Michael Mock said...

Okay, that was absolutely fascinating. Please continue.

I actually did remember the bit about East being Up in medieval maps (from an anthropology course, I think), but (oddly) I've never looked at the Prester John legend in any sort of detail.

Geds said...

I'd never really paid much attention to the Prester John legend, either. It was something I was aware of, but in the sense of, "Europeans believed there was a powerful Christian kingdom far to the east," and nothing more. It wasn't until I realized that Prester John was, in a way, integral to the European conception of the world that I realized it was important.

Again, this works to illustrate my episodic explanation of the arc of history. Imagine that you've seen a bunch of random episodes of a show that lasted for, say, eight seasons. You've also seen the episode titles for a few others, the episode teasers for some, the episode guide breakdown for still more, and a few random episode reviews/breakdowns. You've also seen one long explanation of the key points of season 5, but you've seen no episodes from season 5.

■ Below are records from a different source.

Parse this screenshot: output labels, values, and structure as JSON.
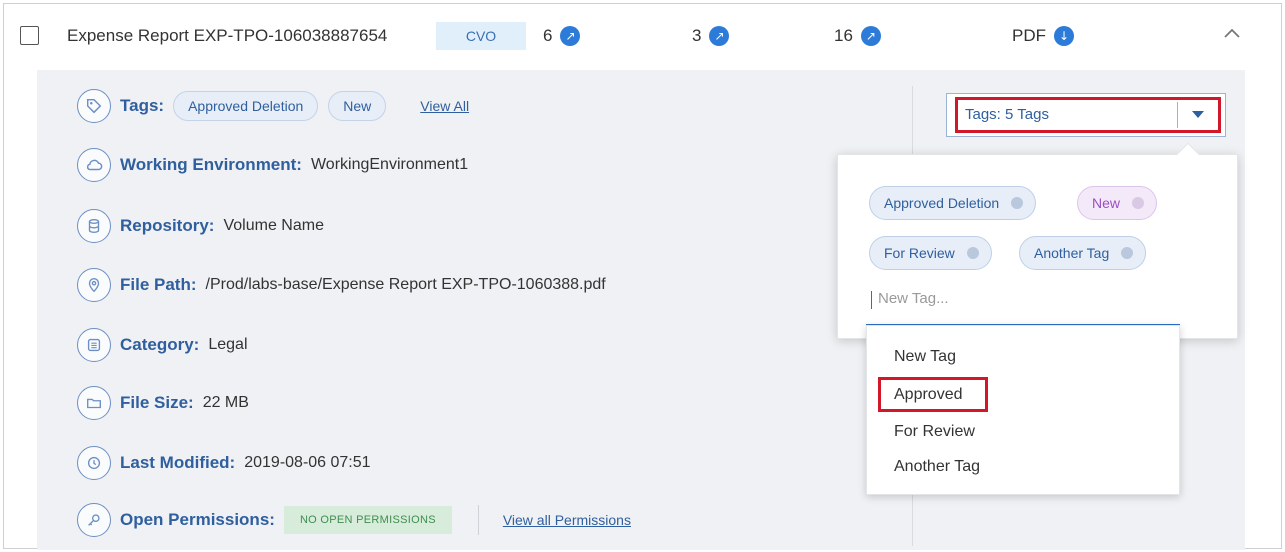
{
  "header": {
    "title": "Expense Report EXP-TPO-106038887654",
    "type_badge": "CVO",
    "counts": [
      {
        "value": "6"
      },
      {
        "value": "3"
      },
      {
        "value": "16"
      }
    ],
    "file_type": "PDF"
  },
  "details": {
    "tags": {
      "label": "Tags:",
      "items": [
        "Approved Deletion",
        "New"
      ],
      "view_all": "View All"
    },
    "working_environment": {
      "label": "Working Environment:",
      "value": "WorkingEnvironment1"
    },
    "repository": {
      "label": "Repository:",
      "value": "Volume Name"
    },
    "file_path": {
      "label": "File Path:",
      "value": "/Prod/labs-base/Expense Report EXP-TPO-1060388.pdf"
    },
    "category": {
      "label": "Category:",
      "value": "Legal"
    },
    "file_size": {
      "label": "File Size:",
      "value": "22 MB"
    },
    "last_modified": {
      "label": "Last Modified:",
      "value": "2019-08-06 07:51"
    },
    "open_permissions": {
      "label": "Open Permissions:",
      "badge": "NO OPEN PERMISSIONS",
      "link": "View all Permissions"
    }
  },
  "tags_dropdown": {
    "label": "Tags: 5 Tags",
    "selected_tags": [
      "Approved Deletion",
      "New",
      "For Review",
      "Another Tag"
    ],
    "input_placeholder": "New Tag...",
    "options": [
      "New Tag",
      "Approved",
      "For Review",
      "Another Tag"
    ]
  },
  "colors": {
    "accent": "#2d7bd9",
    "label_blue": "#2f5f9e",
    "highlight_red": "#d3172a",
    "panel_bg": "#eff1f4",
    "permission_green": "#3f8e4e"
  }
}
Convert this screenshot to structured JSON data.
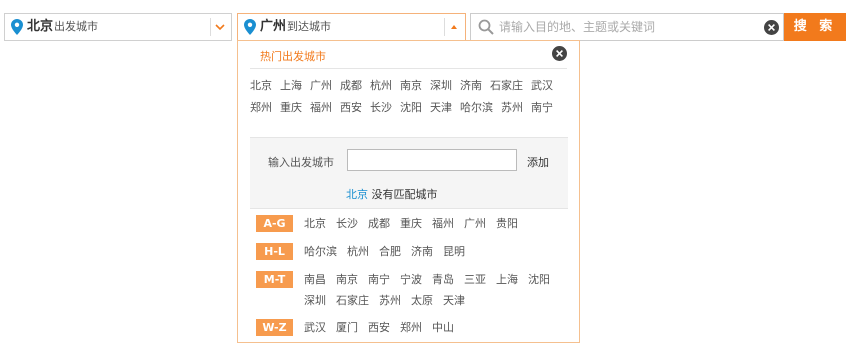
{
  "departure": {
    "city": "北京",
    "suffix": "出发城市"
  },
  "arrival": {
    "city": "广州",
    "suffix": "到达城市"
  },
  "search": {
    "placeholder": "请输入目的地、主题或关键词",
    "button_label": "搜 索"
  },
  "dropdown": {
    "hot_title": "热门出发城市",
    "hot_cities": [
      "北京",
      "上海",
      "广州",
      "成都",
      "杭州",
      "南京",
      "深圳",
      "济南",
      "石家庄",
      "武汉",
      "郑州",
      "重庆",
      "福州",
      "西安",
      "长沙",
      "沈阳",
      "天津",
      "哈尔滨",
      "苏州",
      "南宁"
    ],
    "input_label": "输入出发城市",
    "input_value": "",
    "add_label": "添加",
    "no_match_city": "北京",
    "no_match_text": "没有匹配城市",
    "groups": [
      {
        "label": "A-G",
        "cities": [
          "北京",
          "长沙",
          "成都",
          "重庆",
          "福州",
          "广州",
          "贵阳"
        ]
      },
      {
        "label": "H-L",
        "cities": [
          "哈尔滨",
          "杭州",
          "合肥",
          "济南",
          "昆明"
        ]
      },
      {
        "label": "M-T",
        "cities": [
          "南昌",
          "南京",
          "南宁",
          "宁波",
          "青岛",
          "三亚",
          "上海",
          "沈阳",
          "深圳",
          "石家庄",
          "苏州",
          "太原",
          "天津"
        ]
      },
      {
        "label": "W-Z",
        "cities": [
          "武汉",
          "厦门",
          "西安",
          "郑州",
          "中山"
        ]
      }
    ]
  },
  "colors": {
    "accent": "#f27a1c",
    "badge": "#f79b4e",
    "pin": "#1a8fd1",
    "link": "#1a8fd1"
  }
}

Try to reconstruct the entire TV show's eight season run based on that. You'll get some things right, some things kinda right, and some things completely wrong. More importantly, you'll probably come to the conclusion that some events or recurring characters were far more important to the plot than they actually were and that others weren't really important when they completely changed everything around.

I'd always assumed that Prester John was basically an eastern King Arthur because I know he didn't exist. To the medieval Europeans, however, he was the lynch pin to their entire strategy in the Holy Land.

That's a pretty big difference...

bluefrog said...

"To medieval Europeans, however, he was the lynch pin to their entire strategy in the Holy Land."

Oh!. . .yes. The Crusades make much more sense now. Thanks!

MikhailBorg said...

Your point about the Inner Sphere is fascinating. Many of FASA's authors over the years were pretty smart folks, and I wonder how much of that allusion was intentional. Probably most of it; one of BattleTech's subtexts is that some things never, ever, change.